Good number of folks here online have special ones in their lives..what re they looking for on site.. Everyone wants mr/ms perfect.. Everyone dreams of beautiful Rose garden in the horizon,instead of dreaming of rose flowers that bloosm right behind one's window.. There is no freaking way the feelings you've got for someone you've not met in person can stop you from being attracted to someone that is much closer to you..Comitment or no comitment,out of sight is out of mind..


I'll go one better than that... it's possible to have several "special ones" at one time because this is online and there are no limits on anything we do other than the ones we place on ourselves... and, I indeed do have one special someone right now, but this person has always made it very clear that we are just friends, and we have made no plans to meet in person... while I am encouraged to remain online doing my own thing... but this doesn't mean that our connection has no real depth to it... it just is what it is... and I continue to communicate and put feelers out because I want to establish real friendships, even if they are just online, this is the way I enjoy living my life... I live in a very small town where there is absolutely nothing to do for entertainment other than fish, fight, and f**k, and I much prefer stimulating my mind in online conversations, and expressing my thoughts and feelings through my writing than watching hours of endless TV shows... or reading more books that disappoint me after I've spent days or weeks engrossed in them... whatever happens in my personal life remains to be seen, but in the meantime I'm going to continue doing as I always have... and hopefully I'll make more friends in the process...

While I'm on this subject, though you might not have a clue about what I'm fixing to explain... But... it has been brought to my attention that the status of my friendship with this person has been misinterpreted by some people online who think they know more about what is or isn't going on than they actually do. I write a lot of poetry to express my feelings and vent my demons, and sometimes people think my poetry, or the questions and scenarios I post on this board or others, are aimed at or about this particular person, when in fact, they are not...but that's what happens when people in groups like ours here on Mingle assume they know the real scoop, but they haven't come right out and asked me for my take on the issues. Okay, I'm done volunteering the information now... :wink:

no photo
Mon 02/18/13 11:56 AM



I've read your post three times and I still don't understand what you're asking.
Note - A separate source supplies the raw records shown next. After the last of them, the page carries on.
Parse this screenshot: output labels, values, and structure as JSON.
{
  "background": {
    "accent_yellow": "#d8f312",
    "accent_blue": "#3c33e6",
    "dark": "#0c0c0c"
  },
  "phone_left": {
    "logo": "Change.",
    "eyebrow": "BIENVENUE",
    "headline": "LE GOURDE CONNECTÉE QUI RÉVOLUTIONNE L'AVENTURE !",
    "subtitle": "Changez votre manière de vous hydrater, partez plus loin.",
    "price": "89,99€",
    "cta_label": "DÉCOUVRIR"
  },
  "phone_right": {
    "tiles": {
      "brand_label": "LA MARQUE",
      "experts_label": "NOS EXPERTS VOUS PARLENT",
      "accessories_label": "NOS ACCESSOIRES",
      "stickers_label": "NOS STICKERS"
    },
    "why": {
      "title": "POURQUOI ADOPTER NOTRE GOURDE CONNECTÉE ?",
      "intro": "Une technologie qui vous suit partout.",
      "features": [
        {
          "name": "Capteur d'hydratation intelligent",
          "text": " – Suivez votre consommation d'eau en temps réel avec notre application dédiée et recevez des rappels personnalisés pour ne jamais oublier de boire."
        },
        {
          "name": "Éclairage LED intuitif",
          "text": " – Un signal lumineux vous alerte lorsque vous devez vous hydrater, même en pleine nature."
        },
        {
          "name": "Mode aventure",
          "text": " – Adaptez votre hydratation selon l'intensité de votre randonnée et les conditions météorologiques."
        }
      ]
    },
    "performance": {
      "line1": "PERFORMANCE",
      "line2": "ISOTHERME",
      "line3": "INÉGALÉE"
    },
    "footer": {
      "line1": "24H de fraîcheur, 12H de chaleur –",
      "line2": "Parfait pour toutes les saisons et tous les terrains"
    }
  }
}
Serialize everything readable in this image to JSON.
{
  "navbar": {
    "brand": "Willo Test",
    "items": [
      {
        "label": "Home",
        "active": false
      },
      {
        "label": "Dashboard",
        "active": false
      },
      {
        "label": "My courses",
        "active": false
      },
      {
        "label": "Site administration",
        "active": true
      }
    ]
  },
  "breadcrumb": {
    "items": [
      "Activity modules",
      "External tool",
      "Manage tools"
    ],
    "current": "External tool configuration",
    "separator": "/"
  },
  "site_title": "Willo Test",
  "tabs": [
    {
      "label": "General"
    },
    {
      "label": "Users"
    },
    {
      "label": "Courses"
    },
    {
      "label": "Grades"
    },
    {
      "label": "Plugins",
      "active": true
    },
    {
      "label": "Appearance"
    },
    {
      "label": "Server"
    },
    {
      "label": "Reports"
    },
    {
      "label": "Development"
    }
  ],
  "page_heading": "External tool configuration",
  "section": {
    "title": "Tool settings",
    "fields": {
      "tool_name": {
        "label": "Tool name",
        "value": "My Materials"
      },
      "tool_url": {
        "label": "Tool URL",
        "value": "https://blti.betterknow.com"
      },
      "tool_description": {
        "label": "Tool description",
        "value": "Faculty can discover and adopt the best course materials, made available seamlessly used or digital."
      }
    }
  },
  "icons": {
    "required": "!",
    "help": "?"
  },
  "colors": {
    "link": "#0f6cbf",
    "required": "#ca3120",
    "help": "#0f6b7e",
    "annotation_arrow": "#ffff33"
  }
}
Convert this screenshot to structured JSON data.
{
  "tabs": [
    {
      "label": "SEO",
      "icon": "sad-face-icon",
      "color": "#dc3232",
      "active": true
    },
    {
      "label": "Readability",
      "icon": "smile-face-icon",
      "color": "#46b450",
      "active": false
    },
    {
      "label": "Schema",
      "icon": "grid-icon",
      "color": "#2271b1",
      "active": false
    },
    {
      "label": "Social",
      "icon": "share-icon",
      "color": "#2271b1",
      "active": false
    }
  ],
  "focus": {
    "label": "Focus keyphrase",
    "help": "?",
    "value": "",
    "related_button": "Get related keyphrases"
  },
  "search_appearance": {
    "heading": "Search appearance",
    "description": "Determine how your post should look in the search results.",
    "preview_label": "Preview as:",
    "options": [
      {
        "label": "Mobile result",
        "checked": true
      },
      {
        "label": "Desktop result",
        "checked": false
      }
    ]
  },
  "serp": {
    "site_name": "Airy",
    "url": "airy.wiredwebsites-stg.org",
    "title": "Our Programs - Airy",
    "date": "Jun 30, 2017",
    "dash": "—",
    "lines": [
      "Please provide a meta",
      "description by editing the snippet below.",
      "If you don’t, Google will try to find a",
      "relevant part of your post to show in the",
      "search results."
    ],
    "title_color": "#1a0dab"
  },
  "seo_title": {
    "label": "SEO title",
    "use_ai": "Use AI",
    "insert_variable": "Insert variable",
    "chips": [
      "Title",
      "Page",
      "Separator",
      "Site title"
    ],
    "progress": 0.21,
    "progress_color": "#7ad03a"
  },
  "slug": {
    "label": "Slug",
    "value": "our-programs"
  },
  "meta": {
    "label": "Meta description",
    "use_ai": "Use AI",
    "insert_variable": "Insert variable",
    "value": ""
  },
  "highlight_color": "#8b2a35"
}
So, I'm going to reply to the thread title, "Where do we draw the line?"

Personally, I draw the line at tangible things. I'll give freely of myself emotionally, but I won't give away anything tangible. I will not share expenses or a bank account or a home. I've worked very hard for the little I have and I'm selfish with it.


I guess because the picture is so clear in my head that I naturally assume it would be in others too... It's really a very simple concept, but I must have made it too wordy to comprehend... this is it, hopefully in a nut shell... if we have met someone online and have established a close friendship between us, and the only thing keeping us apart is distance, that neither of us wants to cross right now at our own expense... do we stay loyal to the relationship building it to a deeper degree, and await future possibilities of it, or do we just remain good friends and seek people who live closer to us... drinker

As for drawing financial lines, of which I wasn't addressing in either the loyal or lenient aspects, which revolve around our conduct toward each other... I don't share my bank account or my home with anyone either, as it has taken me 30 years to get where I'm at, and I don't intend to give it up for, or give it too anybody either.. so in this regard we agree... my emotions on the other hand... are mine to give and share as I like... just as you have said too... flowerforyou


I wouldn't allow myself to become that deeply involved with someone so far away because until you meet and experience someone, you just don't them. You aren't really involved with them, but only who you think or want them to be. It's an illusion. For all I know, that 22 year old hottie from Manilla is really a 70 year old, overweight gay man with a shaved head and handlebar mustache.


laugh that's a good one, Scoundrel.. and he sounds like the keeper I've been dreaming up all my life to find... 70, overweight, gay, shaved head aaaaaannnd a HANDLEBAR MUSTACHE!! OMG!! My prince has finally come for me... laugh

Seriously though... I know what you're saying... and there's only so far we can go with friendships that are truly just in cyberspace... but this is a dating site, and who knows when, or if, one of my posts might just catch the attention of the man who really is interested in making my acquaintance in real time...

TawtStrat's photo
Mon 02/18/13 11:57 AM
Okay, thanks for explaining what this thread is all about. I had no idea from anything that you posted that there was some guy on here that you really like though and as far as I'm concerned anything like that is private really and just between two people. Afraid that I don't read poetry threads though and I'm not really the sort of person that declares my love for someone publicly like that.

DaySinner's photo
Mon 02/18/13 11:57 AM
Edited by DaySinner on Mon 02/18/13 11:58 AM
So, do we remain loyal to only one special relationship we’ve created and invested time in, thereby rejecting all others who we also like and connect with to a lesser degree?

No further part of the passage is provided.